Tailored medical close to a reality

Princess Haya champions need for personalised medicines technology for next generation of medical personnel.

Princess Haya speaks on Thursday at the Leaders in Healthcare Conference in Dubai. Victor Besa for The National
Powered by automated translation

DUBAI // Treatments tailored to meet patients’ genetic make-up could soon become a reality in the UAE, Princess Haya said on Thursday.

Speaking at the Leaders in Healthcare Conference, the Princess, wife of Sheikh Mohammed bin Rashid, Vice President and Ruler of Dubai, said with the country’s rapidly growing population and its unique genetic make-up, changing demographics and lifestyle habits continued to present significant challenges to medicine.

“We are still bombarded with cases of diabetes, heart disease and cancer that should make us wonder whether we need to do more than just have a universe of healthcare provision where one size fits all,” said Princess Haya, the Dubai Healthcare City Chairwoman.

Personalised medicine uses diagnostic tests, the science of DNA, molecular testing and data analysis to create efficient and cost-effective treatments.

“By the time medical students have graduated from the Mohammed bin Rashid University [of Medicine and Health Sciences], we should have ready for them the tools that they need and offer them the best chance to take advancements for personalised medicine.

“We need to have the policies, infrastructure, systems, funding and research prepped up for a fresh generation of clinicians to take the lead.”

Scientific research has shown that traditional medicine is not as effective as it can be.

“Every day, millions of people are taking medications that are not useful to them. At best, the top 10 grossing drugs in the US help less than 50 per cent of those taking them,” said Princess Haya.

“Is it right to subject patients to the side-effects from drugs that are of no benefit to them at all? Is it ethical or justifiable? In a time of scarce healthcare resources, is it sensible to be spending money on medicines that simply don’t work on the majority of those who take them?”

She said medical advances meant that doctors were able to see how a patient’s genetic make-up predisposed them towards illness.

This would “govern our response to treatment and drugs will enable our healthcare professionals to provide better prevention, more accurate diagnosis and more effective drugs at a price that is more affordable”.

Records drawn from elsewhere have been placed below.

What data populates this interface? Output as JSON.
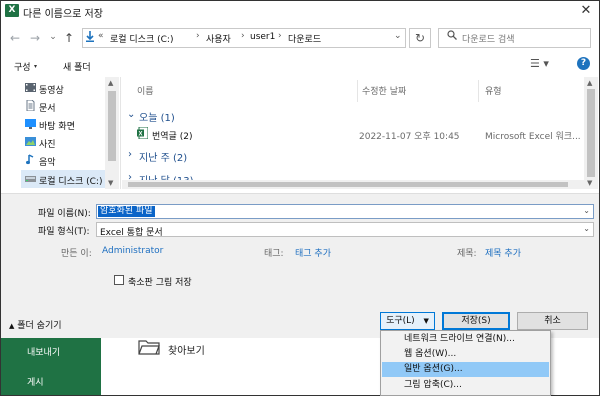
{
  "window": {
    "title": "다른 이름으로 저장",
    "app_icon": "X",
    "close_glyph": "✕"
  },
  "nav": {
    "back": "←",
    "forward": "→",
    "dropdown": "⌄",
    "up": "↑",
    "addr_prefix": "«",
    "breadcrumbs": [
      "로컬 디스크 (C:)",
      "사용자",
      "user1",
      "다운로드"
    ],
    "sep": "›",
    "refresh": "↻",
    "search_placeholder": "다운로드 검색"
  },
  "toolbar": {
    "organize": "구성",
    "new_folder": "새 폴더",
    "view_glyph": "☰ ▾",
    "help": "?"
  },
  "sidebar": {
    "items": [
      {
        "label": "동영상",
        "icon": "video-icon"
      },
      {
        "label": "문서",
        "icon": "document-icon"
      },
      {
        "label": "바탕 화면",
        "icon": "desktop-icon"
      },
      {
        "label": "사진",
        "icon": "picture-icon"
      },
      {
        "label": "음악",
        "icon": "music-icon"
      },
      {
        "label": "로컬 디스크 (C:)",
        "icon": "drive-icon"
      }
    ]
  },
  "filelist": {
    "columns": [
      "이름",
      "수정한 날짜",
      "유형"
    ],
    "groups": [
      {
        "label": "오늘 (1)",
        "expanded": true
      },
      {
        "label": "지난 주 (2)",
        "expanded": false
      },
      {
        "label": "지난 달 (13)",
        "expanded": false
      }
    ],
    "files": [
      {
        "name": "번역글 (2)",
        "modified": "2022-11-07 오후 10:45",
        "type": "Microsoft Excel 워크..."
      }
    ]
  },
  "form": {
    "filename_label": "파일 이름(N):",
    "filename_value": "암호화된 파일",
    "filetype_label": "파일 형식(T):",
    "filetype_value": "Excel 통합 문서",
    "author_label": "만든 이:",
    "author_value": "Administrator",
    "tags_label": "태그:",
    "tags_value": "태그 추가",
    "title_label": "제목:",
    "title_value": "제목 추가",
    "thumbnail_label": "축소판 그림 저장",
    "thumbnail_checked": false,
    "hide_folders": "폴더 숨기기"
  },
  "buttons": {
    "tools": "도구(L)",
    "tools_arrow": "▼",
    "save": "저장(S)",
    "cancel": "취소"
  },
  "tools_menu": {
    "items": [
      {
        "label": "네트워크 드라이브 연결(N)...",
        "highlighted": false
      },
      {
        "label": "웹 옵션(W)...",
        "highlighted": false
      },
      {
        "label": "일반 옵션(G)...",
        "highlighted": true
      },
      {
        "label": "그림 압축(C)...",
        "highlighted": false
      }
    ]
  },
  "backstage": {
    "items": [
      "내보내기",
      "게시"
    ],
    "browse": "찾아보기",
    "accent": "#1f7244"
  }
}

Stephen Carter, group chief executive officer of Informa, the organiser of Arab Health, agreed genetic testing was the future of health care.

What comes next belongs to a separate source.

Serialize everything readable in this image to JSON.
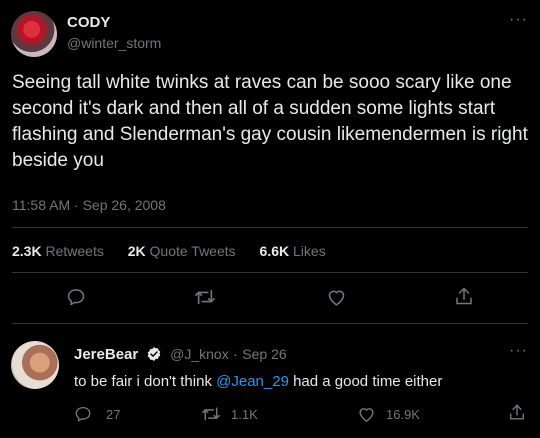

“In the past, all patients who were diagnosed with a disease received effectively the same medication, or some variation,” he said.

“The effectiveness of that is increasingly being questioned. Now we are at a point where advances in science and technology mean that we increasingly understand what is happening at the molecular level.”

Dr Azad Moopen, Aster D M Healthcare chairman, said research was under way in the UAE into this form of medical treatment.

“We are conducting a pilot project where we are getting data from our patients on control of their condition,” he said.

“We can use mobile phone applications to get feedback from people. Personalised medicine can be used to prevent certain genetic illnesses and you can know which person will or won’t respond to a medicine.”

Those with chronic illnesses, such as diabetes and hypertension, have multiple problems and doctors cannot always predict the outcome because there can be an interaction between the medicines.

“The opportunities of using personalised medicine are immense here,” Dr Moopen said. “Once people are aware of personalised medicine there is a good chance of getting feedback from people about their treatments.”

Princess Haya also officially launched the College of Medicine and a degree programme for medical undergraduates at the Mohammed bin Rashid University of Medicine and Health Sciences. Applications open on Sunday for the six-year bachelor of medicine and bachelor of surgery programme for the academic year starting in September.